I managed to create and run a sample batch file ingest task based on this section of Spring Docs. How can I launch a task every time a file is created in a directory? Do I need a Stream for that?
If I do, How can I create a stream application that launches my task programmaticaly for each new file passing it's path as argument? Should I use RabbitMQ for this purpose?
How can I keep some variables externalized for my task e.g directories path
? Can I have these streams and tasks read an application.yml somewhere else than inside it's jar?
Why should I use Spring Cloud Data Flow alongside Spring Batch and not only a batch application? Just because it spans parallel tasks for each file or do I get any other benefit?
Talking purely about performance, how would this solution compare to my WatchService + plain processing implementation if you think only about the sequential processing scenario, where I'd receive only 1 file per hour or so?
Also, if any of you have any guide or sample about how to launch a task programmaticaly, I would really thank you! I am still searching for that, but doesn't seem I'm doing it right.
Thank you for your attention and any input is highly appreciated!
UPDATE
I managed to launch my task via SCDF REST API so I could keep my original SpringBoot App using WatchService launching a new task via Feign or XXX. I still know this is far from what I should do here.
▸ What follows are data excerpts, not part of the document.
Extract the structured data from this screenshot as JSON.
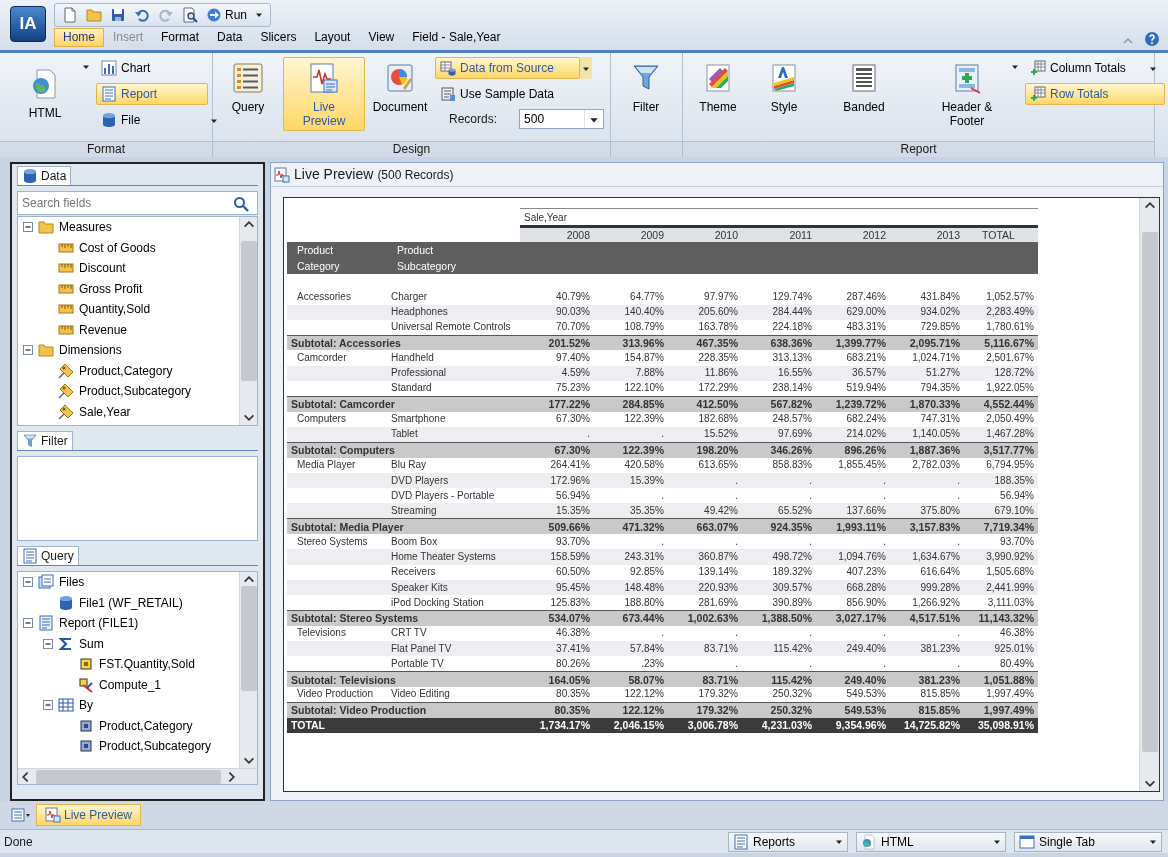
{
  "app": {
    "logo": "IA",
    "quick_access": {
      "run_label": "Run"
    }
  },
  "menu_tabs": [
    {
      "label": "Home",
      "selected": true,
      "disabled": false
    },
    {
      "label": "Insert",
      "selected": false,
      "disabled": true
    },
    {
      "label": "Format",
      "selected": false,
      "disabled": false
    },
    {
      "label": "Data",
      "selected": false,
      "disabled": false
    },
    {
      "label": "Slicers",
      "selected": false,
      "disabled": false
    },
    {
      "label": "Layout",
      "selected": false,
      "disabled": false
    },
    {
      "label": "View",
      "selected": false,
      "disabled": false
    },
    {
      "label": "Field - Sale,Year",
      "selected": false,
      "disabled": false
    }
  ],
  "ribbon": {
    "format": {
      "group_label": "Format",
      "output_button": "HTML",
      "options": [
        {
          "label": "Chart",
          "selected": false
        },
        {
          "label": "Report",
          "selected": true
        },
        {
          "label": "File",
          "selected": false
        }
      ]
    },
    "design": {
      "group_label": "Design",
      "buttons": [
        {
          "label": "Query",
          "selected": false
        },
        {
          "label": "Live Preview",
          "selected": true
        },
        {
          "label": "Document",
          "selected": false
        }
      ],
      "source_options": [
        {
          "label": "Data from Source",
          "selected": true
        },
        {
          "label": "Use Sample Data",
          "selected": false
        }
      ],
      "records_label": "Records:",
      "records_value": "500"
    },
    "filter": {
      "label": "Filter"
    },
    "report": {
      "group_label": "Report",
      "buttons": [
        "Theme",
        "Style",
        "Banded",
        "Header & Footer"
      ],
      "totals": [
        {
          "label": "Column Totals",
          "selected": false
        },
        {
          "label": "Row Totals",
          "selected": true
        }
      ]
    }
  },
  "data_panel": {
    "title": "Data",
    "search": {
      "placeholder": "Search fields"
    },
    "tree": [
      {
        "label": "Measures",
        "kind": "folder",
        "expanded": true,
        "children": [
          {
            "label": "Cost of Goods",
            "kind": "measure"
          },
          {
            "label": "Discount",
            "kind": "measure"
          },
          {
            "label": "Gross Profit",
            "kind": "measure"
          },
          {
            "label": "Quantity,Sold",
            "kind": "measure"
          },
          {
            "label": "Revenue",
            "kind": "measure"
          }
        ]
      },
      {
        "label": "Dimensions",
        "kind": "folder",
        "expanded": true,
        "children": [
          {
            "label": "Product,Category",
            "kind": "dimension"
          },
          {
            "label": "Product,Subcategory",
            "kind": "dimension"
          },
          {
            "label": "Sale,Year",
            "kind": "dimension"
          }
        ]
      }
    ]
  },
  "filter_panel": {
    "title": "Filter"
  },
  "query_panel": {
    "title": "Query",
    "tree": [
      {
        "label": "Files",
        "kind": "files",
        "expanded": true,
        "children": [
          {
            "label": "File1 (WF_RETAIL)",
            "kind": "file"
          }
        ]
      },
      {
        "label": "Report (FILE1)",
        "kind": "report",
        "expanded": true,
        "children": [
          {
            "label": "Sum",
            "kind": "sum",
            "expanded": true,
            "children": [
              {
                "label": "FST.Quantity,Sold",
                "kind": "measure_field"
              },
              {
                "label": "Compute_1",
                "kind": "compute"
              }
            ]
          },
          {
            "label": "By",
            "kind": "by",
            "expanded": true,
            "children": [
              {
                "label": "Product,Category",
                "kind": "dimension_field"
              },
              {
                "label": "Product,Subcategory",
                "kind": "dimension_field"
              }
            ]
          }
        ]
      }
    ]
  },
  "preview": {
    "title": "Live Preview",
    "record_count": "(500 Records)",
    "report": {
      "across_label": "Sale,Year",
      "row_headers": [
        "Product Category",
        "Product Subcategory"
      ],
      "columns": [
        "2008",
        "2009",
        "2010",
        "2011",
        "2012",
        "2013",
        "TOTAL"
      ],
      "rows": [
        {
          "kind": "detail",
          "category": "Accessories",
          "subcategory": "Charger",
          "values": [
            "40.79%",
            "64.77%",
            "97.97%",
            "129.74%",
            "287.46%",
            "431.84%",
            "1,052.57%"
          ]
        },
        {
          "kind": "detail",
          "subcategory": "Headphones",
          "values": [
            "90.03%",
            "140.40%",
            "205.60%",
            "284.44%",
            "629.00%",
            "934.02%",
            "2,283.49%"
          ]
        },
        {
          "kind": "detail",
          "subcategory": "Universal Remote Controls",
          "values": [
            "70.70%",
            "108.79%",
            "163.78%",
            "224.18%",
            "483.31%",
            "729.85%",
            "1,780.61%"
          ]
        },
        {
          "kind": "subtotal",
          "label": "Subtotal: Accessories",
          "values": [
            "201.52%",
            "313.96%",
            "467.35%",
            "638.36%",
            "1,399.77%",
            "2,095.71%",
            "5,116.67%"
          ]
        },
        {
          "kind": "detail",
          "category": "Camcorder",
          "subcategory": "Handheld",
          "values": [
            "97.40%",
            "154.87%",
            "228.35%",
            "313.13%",
            "683.21%",
            "1,024.71%",
            "2,501.67%"
          ]
        },
        {
          "kind": "detail",
          "subcategory": "Professional",
          "values": [
            "4.59%",
            "7.88%",
            "11.86%",
            "16.55%",
            "36.57%",
            "51.27%",
            "128.72%"
          ]
        },
        {
          "kind": "detail",
          "subcategory": "Standard",
          "values": [
            "75.23%",
            "122.10%",
            "172.29%",
            "238.14%",
            "519.94%",
            "794.35%",
            "1,922.05%"
          ]
        },
        {
          "kind": "subtotal",
          "label": "Subtotal: Camcorder",
          "values": [
            "177.22%",
            "284.85%",
            "412.50%",
            "567.82%",
            "1,239.72%",
            "1,870.33%",
            "4,552.44%"
          ]
        },
        {
          "kind": "detail",
          "category": "Computers",
          "subcategory": "Smartphone",
          "values": [
            "67.30%",
            "122.39%",
            "182.68%",
            "248.57%",
            "682.24%",
            "747.31%",
            "2,050.49%"
          ]
        },
        {
          "kind": "detail",
          "subcategory": "Tablet",
          "values": [
            ".",
            ".",
            "15.52%",
            "97.69%",
            "214.02%",
            "1,140.05%",
            "1,467.28%"
          ]
        },
        {
          "kind": "subtotal",
          "label": "Subtotal: Computers",
          "values": [
            "67.30%",
            "122.39%",
            "198.20%",
            "346.26%",
            "896.26%",
            "1,887.36%",
            "3,517.77%"
          ]
        },
        {
          "kind": "detail",
          "category": "Media Player",
          "subcategory": "Blu Ray",
          "values": [
            "264.41%",
            "420.58%",
            "613.65%",
            "858.83%",
            "1,855.45%",
            "2,782.03%",
            "6,794.95%"
          ]
        },
        {
          "kind": "detail",
          "subcategory": "DVD Players",
          "values": [
            "172.96%",
            "15.39%",
            ".",
            ".",
            ".",
            ".",
            "188.35%"
          ]
        },
        {
          "kind": "detail",
          "subcategory": "DVD Players - Portable",
          "values": [
            "56.94%",
            ".",
            ".",
            ".",
            ".",
            ".",
            "56.94%"
          ]
        },
        {
          "kind": "detail",
          "subcategory": "Streaming",
          "values": [
            "15.35%",
            "35.35%",
            "49.42%",
            "65.52%",
            "137.66%",
            "375.80%",
            "679.10%"
          ]
        },
        {
          "kind": "subtotal",
          "label": "Subtotal: Media Player",
          "values": [
            "509.66%",
            "471.32%",
            "663.07%",
            "924.35%",
            "1,993.11%",
            "3,157.83%",
            "7,719.34%"
          ]
        },
        {
          "kind": "detail",
          "category": "Stereo Systems",
          "subcategory": "Boom Box",
          "values": [
            "93.70%",
            ".",
            ".",
            ".",
            ".",
            ".",
            "93.70%"
          ]
        },
        {
          "kind": "detail",
          "subcategory": "Home Theater Systems",
          "values": [
            "158.59%",
            "243.31%",
            "360.87%",
            "498.72%",
            "1,094.76%",
            "1,634.67%",
            "3,990.92%"
          ]
        },
        {
          "kind": "detail",
          "subcategory": "Receivers",
          "values": [
            "60.50%",
            "92.85%",
            "139.14%",
            "189.32%",
            "407.23%",
            "616.64%",
            "1,505.68%"
          ]
        },
        {
          "kind": "detail",
          "subcategory": "Speaker Kits",
          "values": [
            "95.45%",
            "148.48%",
            "220.93%",
            "309.57%",
            "668.28%",
            "999.28%",
            "2,441.99%"
          ]
        },
        {
          "kind": "detail",
          "subcategory": "iPod Docking Station",
          "values": [
            "125.83%",
            "188.80%",
            "281.69%",
            "390.89%",
            "856.90%",
            "1,266.92%",
            "3,111.03%"
          ]
        },
        {
          "kind": "subtotal",
          "label": "Subtotal: Stereo Systems",
          "values": [
            "534.07%",
            "673.44%",
            "1,002.63%",
            "1,388.50%",
            "3,027.17%",
            "4,517.51%",
            "11,143.32%"
          ]
        },
        {
          "kind": "detail",
          "category": "Televisions",
          "subcategory": "CRT TV",
          "values": [
            "46.38%",
            ".",
            ".",
            ".",
            ".",
            ".",
            "46.38%"
          ]
        },
        {
          "kind": "detail",
          "subcategory": "Flat Panel TV",
          "values": [
            "37.41%",
            "57.84%",
            "83.71%",
            "115.42%",
            "249.40%",
            "381.23%",
            "925.01%"
          ]
        },
        {
          "kind": "detail",
          "subcategory": "Portable TV",
          "values": [
            "80.26%",
            ".23%",
            ".",
            ".",
            ".",
            ".",
            "80.49%"
          ]
        },
        {
          "kind": "subtotal",
          "label": "Subtotal: Televisions",
          "values": [
            "164.05%",
            "58.07%",
            "83.71%",
            "115.42%",
            "249.40%",
            "381.23%",
            "1,051.88%"
          ]
        },
        {
          "kind": "detail",
          "category": "Video Production",
          "subcategory": "Video Editing",
          "values": [
            "80.35%",
            "122.12%",
            "179.32%",
            "250.32%",
            "549.53%",
            "815.85%",
            "1,997.49%"
          ]
        },
        {
          "kind": "subtotal",
          "label": "Subtotal: Video Production",
          "values": [
            "80.35%",
            "122.12%",
            "179.32%",
            "250.32%",
            "549.53%",
            "815.85%",
            "1,997.49%"
          ]
        },
        {
          "kind": "total",
          "label": "TOTAL",
          "values": [
            "1,734.17%",
            "2,046.15%",
            "3,006.78%",
            "4,231.03%",
            "9,354.96%",
            "14,725.82%",
            "35,098.91%"
          ]
        }
      ]
    }
  },
  "bottom_tabs": [
    {
      "label": "Live Preview",
      "selected": true
    }
  ],
  "status_bar": {
    "text": "Done",
    "dropdowns": [
      "Reports",
      "HTML",
      "Single Tab"
    ]
  }
}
After some more research I think creating a stream using file source and sink would be my way here, unless someone has any other opinion, but I can't get to set the inbound channel adapter to poll from multiple directories and I can't have multiple streams, because this platform is supposed to scale to the point where we have thousands of particiants (or directories to poll files from).
Here are a few pointers.
I managed to create and run a sample batch file ingest task based on this section of Spring Docs. How can I launch a task every time a file is created in a directory? Do I need a Stream for that?
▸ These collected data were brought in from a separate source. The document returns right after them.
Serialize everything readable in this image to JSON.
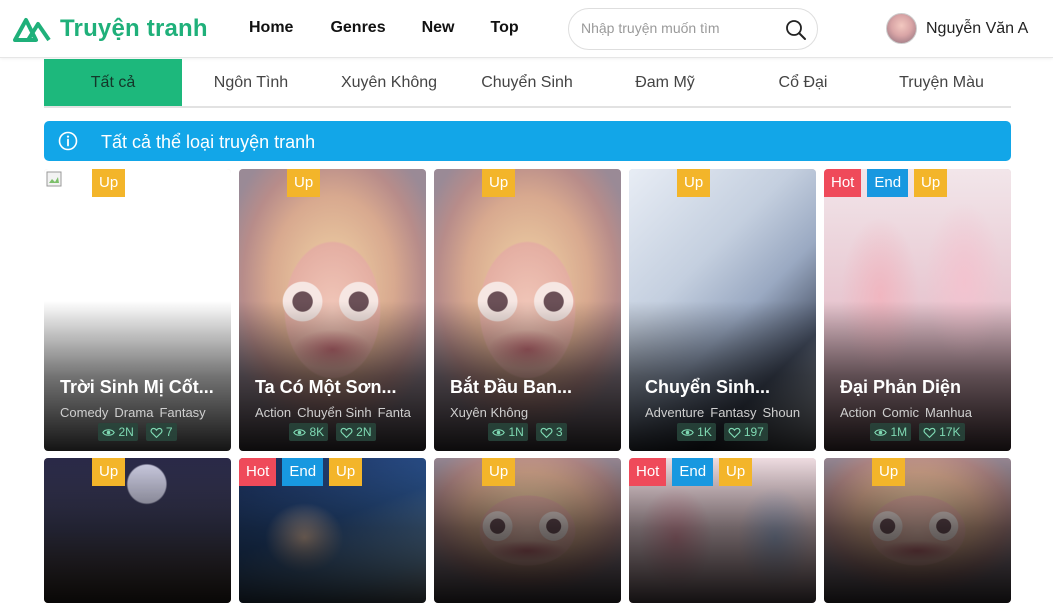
{
  "brand": {
    "name": "Truyện tranh",
    "color": "#1fb07a"
  },
  "nav": [
    "Home",
    "Genres",
    "New",
    "Top"
  ],
  "search": {
    "placeholder": "Nhập truyện muốn tìm"
  },
  "user": {
    "name": "Nguyễn Văn A"
  },
  "tabs": [
    "Tất cả",
    "Ngôn Tình",
    "Xuyên Không",
    "Chuyển Sinh",
    "Đam Mỹ",
    "Cổ Đại",
    "Truyện Màu"
  ],
  "active_tab": 0,
  "info": {
    "text": "Tất cả thể loại truyện tranh",
    "color": "#12a6e8"
  },
  "cards": [
    {
      "title": "Trời Sinh Mị Cốt...",
      "genres": [
        "Comedy",
        "Drama",
        "Fantasy"
      ],
      "views": "2N",
      "likes": "7",
      "badges": [
        "Up"
      ],
      "cover": "blank"
    },
    {
      "title": "Ta Có Một Sơn...",
      "genres": [
        "Action",
        "Chuyển Sinh",
        "Fanta"
      ],
      "views": "8K",
      "likes": "2N",
      "badges": [
        "Up"
      ],
      "cover": "portrait"
    },
    {
      "title": "Bắt Đầu Ban...",
      "genres": [
        "Xuyên Không"
      ],
      "views": "1N",
      "likes": "3",
      "badges": [
        "Up"
      ],
      "cover": "portrait"
    },
    {
      "title": "Chuyển Sinh...",
      "genres": [
        "Adventure",
        "Fantasy",
        "Shoun"
      ],
      "views": "1K",
      "likes": "197",
      "badges": [
        "Up"
      ],
      "cover": "manga"
    },
    {
      "title": "Đại Phản Diện",
      "genres": [
        "Action",
        "Comic",
        "Manhua"
      ],
      "views": "1M",
      "likes": "17K",
      "badges": [
        "Hot",
        "End",
        "Up"
      ],
      "cover": "couple"
    },
    {
      "title": "",
      "genres": [],
      "views": "",
      "likes": "",
      "badges": [
        "Up"
      ],
      "cover": "dark"
    },
    {
      "title": "",
      "genres": [],
      "views": "",
      "likes": "",
      "badges": [
        "Hot",
        "End",
        "Up"
      ],
      "cover": "blue"
    },
    {
      "title": "",
      "genres": [],
      "views": "",
      "likes": "",
      "badges": [
        "Up"
      ],
      "cover": "portrait"
    },
    {
      "title": "",
      "genres": [],
      "views": "",
      "likes": "",
      "badges": [
        "Hot",
        "End",
        "Up"
      ],
      "cover": "pinkblue"
    },
    {
      "title": "",
      "genres": [],
      "views": "",
      "likes": "",
      "badges": [
        "Up"
      ],
      "cover": "portrait"
    }
  ]
}
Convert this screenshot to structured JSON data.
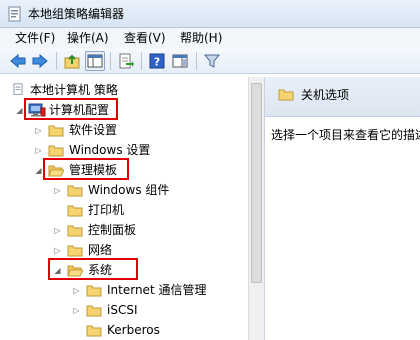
{
  "window": {
    "title": "本地组策略编辑器"
  },
  "menu": [
    "文件(F)",
    "操作(A)",
    "查看(V)",
    "帮助(H)"
  ],
  "toolbar": {
    "buttons": [
      "back-icon",
      "forward-icon",
      "up-folder-icon",
      "show-hide-tree-icon",
      "export-list-icon",
      "help-icon",
      "show-hide-action-pane-icon",
      "filter-icon"
    ]
  },
  "tree": {
    "root": "本地计算机 策略",
    "computer_config": "计算机配置",
    "software_settings": "软件设置",
    "windows_settings": "Windows 设置",
    "admin_templates": "管理模板",
    "windows_components": "Windows 组件",
    "printers": "打印机",
    "control_panel": "控制面板",
    "network": "网络",
    "system": "系统",
    "internet_comm": "Internet 通信管理",
    "iscsi": "iSCSI",
    "kerberos": "Kerberos"
  },
  "right_pane": {
    "title": "关机选项",
    "description": "选择一个项目来查看它的描述。"
  },
  "colors": {
    "highlight_box": "#e00000",
    "folder": "#f5d470"
  }
}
If you'd have to launch it automatically upon an upstream event (eg: new file), yes, you could do that via a stream (see example). If the events are coming off of a message-broker, you can directly consume them in the batch-job, too (eg: AmqpItemReader).
If I do, How can I create a stream application that launches my task programmaticaly for each new file passing it's path as argument? Should I use RabbitMQ for this purpose?
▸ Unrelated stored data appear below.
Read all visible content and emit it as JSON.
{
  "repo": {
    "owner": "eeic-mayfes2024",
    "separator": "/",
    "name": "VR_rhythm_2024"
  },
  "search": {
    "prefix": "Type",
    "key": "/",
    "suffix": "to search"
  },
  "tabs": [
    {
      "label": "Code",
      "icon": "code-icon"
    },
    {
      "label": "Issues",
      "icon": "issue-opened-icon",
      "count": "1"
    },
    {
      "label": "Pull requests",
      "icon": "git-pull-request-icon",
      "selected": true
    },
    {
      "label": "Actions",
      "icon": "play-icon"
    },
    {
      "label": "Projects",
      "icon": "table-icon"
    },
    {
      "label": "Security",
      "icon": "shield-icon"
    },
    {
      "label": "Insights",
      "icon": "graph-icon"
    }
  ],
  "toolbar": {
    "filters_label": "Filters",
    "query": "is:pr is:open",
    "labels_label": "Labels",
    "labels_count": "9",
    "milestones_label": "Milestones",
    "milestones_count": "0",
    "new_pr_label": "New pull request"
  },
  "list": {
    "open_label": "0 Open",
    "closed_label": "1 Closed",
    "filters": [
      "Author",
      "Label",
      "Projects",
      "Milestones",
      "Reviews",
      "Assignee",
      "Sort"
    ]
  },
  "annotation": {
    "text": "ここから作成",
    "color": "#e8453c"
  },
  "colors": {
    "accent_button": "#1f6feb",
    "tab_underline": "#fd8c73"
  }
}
Hopefully, the above example clarifies it. If you want to programmatically launch the Task (not via DSL/REST/UI), you can do so with the new Java DSL support, which was added in 1.3.
How can I keep some variables externalized for my task e.g directories path? Can I have these streams and tasks read an application.yml somewhere else than inside it's jar?
The recommended approach is to use Config Server. Depending on the platform where this is being orchestrated, you'd have to provide the config-server credentials to the Task and its sub-tasks including batch-jobs. In Cloud Foundry, we simply bind config-server service instance to each of the tasks and at runtime the externalized properties would be automatically resolved.
Why should I use Spring Cloud Data Flow alongside Spring Batch and not only a batch application? Just because it spans parallel tasks for each file or do I get any other benefit?
Ad a replacement for Spring Batch Admin, SCDF provides monitoring and management for Tasks/Batch-Jobs. The executions, steps, step-progress, and stacktrace upon errors are persisted and available to explore from the Dashboard. You can directly also use SCDF's REST endpoints to examine this information.
Talking purely about performance, how would this solution compare to my WatchService + plain processing implementation if you think only about the sequential processing scenario, where I'd receive only 1 file per hour or so?
This is implementation specific. We do not have any benchmarks to share. However, if performance is a requirement, you could explore remote-partitioning support in Spring Batch. You can partition the ingest or data processing Tasks with "n" number of workers, so that way you can achieve parallelism.